Menurut Yedioth Ahronoth, Israel berhasil menerapkan kebijakan “memecah belah dan memerintah” karena membuat Hamas “netral” selama serangan, tetapi Amos Harel dari Haaretz mengatakan bahwa, “Hamas akan memutuskan durasi dan intensitas konflik jika operasi tidak segera berakhir, hal-hal bisa menjadi tidak terkendali dan Lapid bisa menjadi Olmert lain.” Ini mengacu pada mantan Perdana Menteri Ehud Olmert yang menjabat selama perang 2008/9 di Gaza.
Koresponden militer Yedioth Ahronoth, Yoav Zeitoun mengatakan bahwa Israel menghadapi dilema ketika memutuskan untuk menetralisir Hamas, karena negara terlibat dalam pertempuran di Gaza tanpa mengetahui tangan yang membalas. “Taktik militer di Gaza membuktikan bahwa ada kekuatan militer yang bergerak dalam kegelapan,” tambahnya.
Israel melakukan kesalahan besar dengan mengeluarkan Hamas dari pertempuran, kata analis militer Gal Burger. “Hamas berinvestasi dalam kesalahan ini dan menjalankan pertempuran dari balik pintu tertutup,” jelasnya. “Semuanya [faksi] membalas atas nama Jihad Islam. Yair Lapid adalah alasannya.”

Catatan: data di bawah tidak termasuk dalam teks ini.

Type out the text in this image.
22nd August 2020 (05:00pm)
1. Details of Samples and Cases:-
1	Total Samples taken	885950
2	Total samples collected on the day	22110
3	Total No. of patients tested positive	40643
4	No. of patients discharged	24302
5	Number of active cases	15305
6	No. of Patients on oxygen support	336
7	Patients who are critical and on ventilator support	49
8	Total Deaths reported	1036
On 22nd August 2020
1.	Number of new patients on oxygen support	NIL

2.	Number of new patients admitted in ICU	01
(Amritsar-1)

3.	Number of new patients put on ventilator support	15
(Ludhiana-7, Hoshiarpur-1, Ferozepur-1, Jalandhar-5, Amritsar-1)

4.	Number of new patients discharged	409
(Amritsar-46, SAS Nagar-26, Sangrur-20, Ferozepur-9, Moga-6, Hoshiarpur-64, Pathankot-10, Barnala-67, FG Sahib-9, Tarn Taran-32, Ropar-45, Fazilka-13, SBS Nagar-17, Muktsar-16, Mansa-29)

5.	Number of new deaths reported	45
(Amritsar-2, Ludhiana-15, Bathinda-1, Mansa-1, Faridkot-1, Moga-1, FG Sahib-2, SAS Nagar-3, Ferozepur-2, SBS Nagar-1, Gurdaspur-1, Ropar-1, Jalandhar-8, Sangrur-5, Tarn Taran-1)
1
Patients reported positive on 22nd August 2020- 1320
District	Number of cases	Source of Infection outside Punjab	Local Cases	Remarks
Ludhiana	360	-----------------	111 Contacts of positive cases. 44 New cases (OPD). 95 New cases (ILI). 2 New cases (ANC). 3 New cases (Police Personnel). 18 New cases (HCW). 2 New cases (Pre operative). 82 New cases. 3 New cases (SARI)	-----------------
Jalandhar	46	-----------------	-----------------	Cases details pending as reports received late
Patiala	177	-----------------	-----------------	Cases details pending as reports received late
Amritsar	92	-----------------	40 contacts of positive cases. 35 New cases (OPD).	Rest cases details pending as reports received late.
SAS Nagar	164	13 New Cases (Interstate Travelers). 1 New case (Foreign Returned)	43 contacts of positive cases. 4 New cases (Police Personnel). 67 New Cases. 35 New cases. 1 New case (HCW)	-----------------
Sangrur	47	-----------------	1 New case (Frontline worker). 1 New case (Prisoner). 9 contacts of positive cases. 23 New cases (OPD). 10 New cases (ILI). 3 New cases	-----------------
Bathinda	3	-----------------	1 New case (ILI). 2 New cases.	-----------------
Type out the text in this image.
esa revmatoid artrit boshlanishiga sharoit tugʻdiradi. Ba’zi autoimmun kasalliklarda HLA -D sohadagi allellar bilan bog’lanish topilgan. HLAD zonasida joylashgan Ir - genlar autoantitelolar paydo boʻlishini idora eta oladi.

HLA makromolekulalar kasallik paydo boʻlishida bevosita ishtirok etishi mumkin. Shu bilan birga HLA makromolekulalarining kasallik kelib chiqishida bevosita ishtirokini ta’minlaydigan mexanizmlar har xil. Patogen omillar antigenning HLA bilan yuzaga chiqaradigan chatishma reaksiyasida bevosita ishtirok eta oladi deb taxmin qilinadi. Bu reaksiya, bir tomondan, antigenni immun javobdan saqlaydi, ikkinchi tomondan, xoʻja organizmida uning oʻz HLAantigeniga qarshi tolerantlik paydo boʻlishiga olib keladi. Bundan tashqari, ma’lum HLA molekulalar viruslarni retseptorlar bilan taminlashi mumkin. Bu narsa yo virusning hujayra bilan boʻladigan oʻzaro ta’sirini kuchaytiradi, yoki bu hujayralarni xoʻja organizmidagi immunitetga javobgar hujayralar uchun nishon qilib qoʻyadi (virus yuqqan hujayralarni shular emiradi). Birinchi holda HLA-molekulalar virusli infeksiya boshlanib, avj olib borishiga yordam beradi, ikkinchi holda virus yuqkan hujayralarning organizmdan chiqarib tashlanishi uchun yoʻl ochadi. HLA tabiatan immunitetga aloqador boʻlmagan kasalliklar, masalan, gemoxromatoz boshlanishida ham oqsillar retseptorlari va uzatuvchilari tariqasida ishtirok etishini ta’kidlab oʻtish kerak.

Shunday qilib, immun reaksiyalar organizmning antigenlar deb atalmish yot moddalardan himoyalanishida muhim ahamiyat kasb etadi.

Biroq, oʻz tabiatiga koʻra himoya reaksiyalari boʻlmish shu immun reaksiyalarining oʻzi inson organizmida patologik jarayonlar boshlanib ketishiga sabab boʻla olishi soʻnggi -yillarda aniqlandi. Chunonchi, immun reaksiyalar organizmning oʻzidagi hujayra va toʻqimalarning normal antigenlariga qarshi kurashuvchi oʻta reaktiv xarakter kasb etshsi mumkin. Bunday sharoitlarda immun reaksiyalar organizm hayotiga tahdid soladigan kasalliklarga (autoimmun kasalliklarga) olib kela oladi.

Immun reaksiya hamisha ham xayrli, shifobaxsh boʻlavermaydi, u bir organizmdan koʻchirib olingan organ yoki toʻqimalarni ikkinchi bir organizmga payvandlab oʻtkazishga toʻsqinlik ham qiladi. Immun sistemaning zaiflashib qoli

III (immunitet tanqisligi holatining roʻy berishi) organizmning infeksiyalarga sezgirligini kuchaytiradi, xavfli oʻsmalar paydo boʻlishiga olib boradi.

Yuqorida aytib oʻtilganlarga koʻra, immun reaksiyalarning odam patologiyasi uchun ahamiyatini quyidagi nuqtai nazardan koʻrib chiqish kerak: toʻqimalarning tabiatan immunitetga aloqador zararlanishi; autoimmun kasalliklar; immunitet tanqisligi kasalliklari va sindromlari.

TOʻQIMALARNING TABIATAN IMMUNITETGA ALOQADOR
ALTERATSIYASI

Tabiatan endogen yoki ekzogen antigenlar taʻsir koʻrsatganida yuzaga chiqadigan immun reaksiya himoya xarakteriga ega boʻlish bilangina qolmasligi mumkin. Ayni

Selama serangan, Hamas mengatakan dengan jelas bahwa mereka mendukung Jihad Islam dalam menanggapi agresi Israel. Jihad Islam sendiri mengatakan bahwa itu adalah Ruang Operasi Gabungan yang dibentuk oleh sayap militer dari semua faksi Palestina yang menjalankan pertempuran.
Saya pikir rentetan besar roket jarak jauh yang ditembakkan ke Israel diluncurkan oleh sayap militer Hamas, Brigade Al-Qassam. Bahkan analis militer Israel mengatakan bahwa serangan ini bukan dari Jihad Islam, dan mereka percaya bahwa Lapid melakukan kesalahan ketika perdana menteri berusaha untuk “menetralisir” Hamas.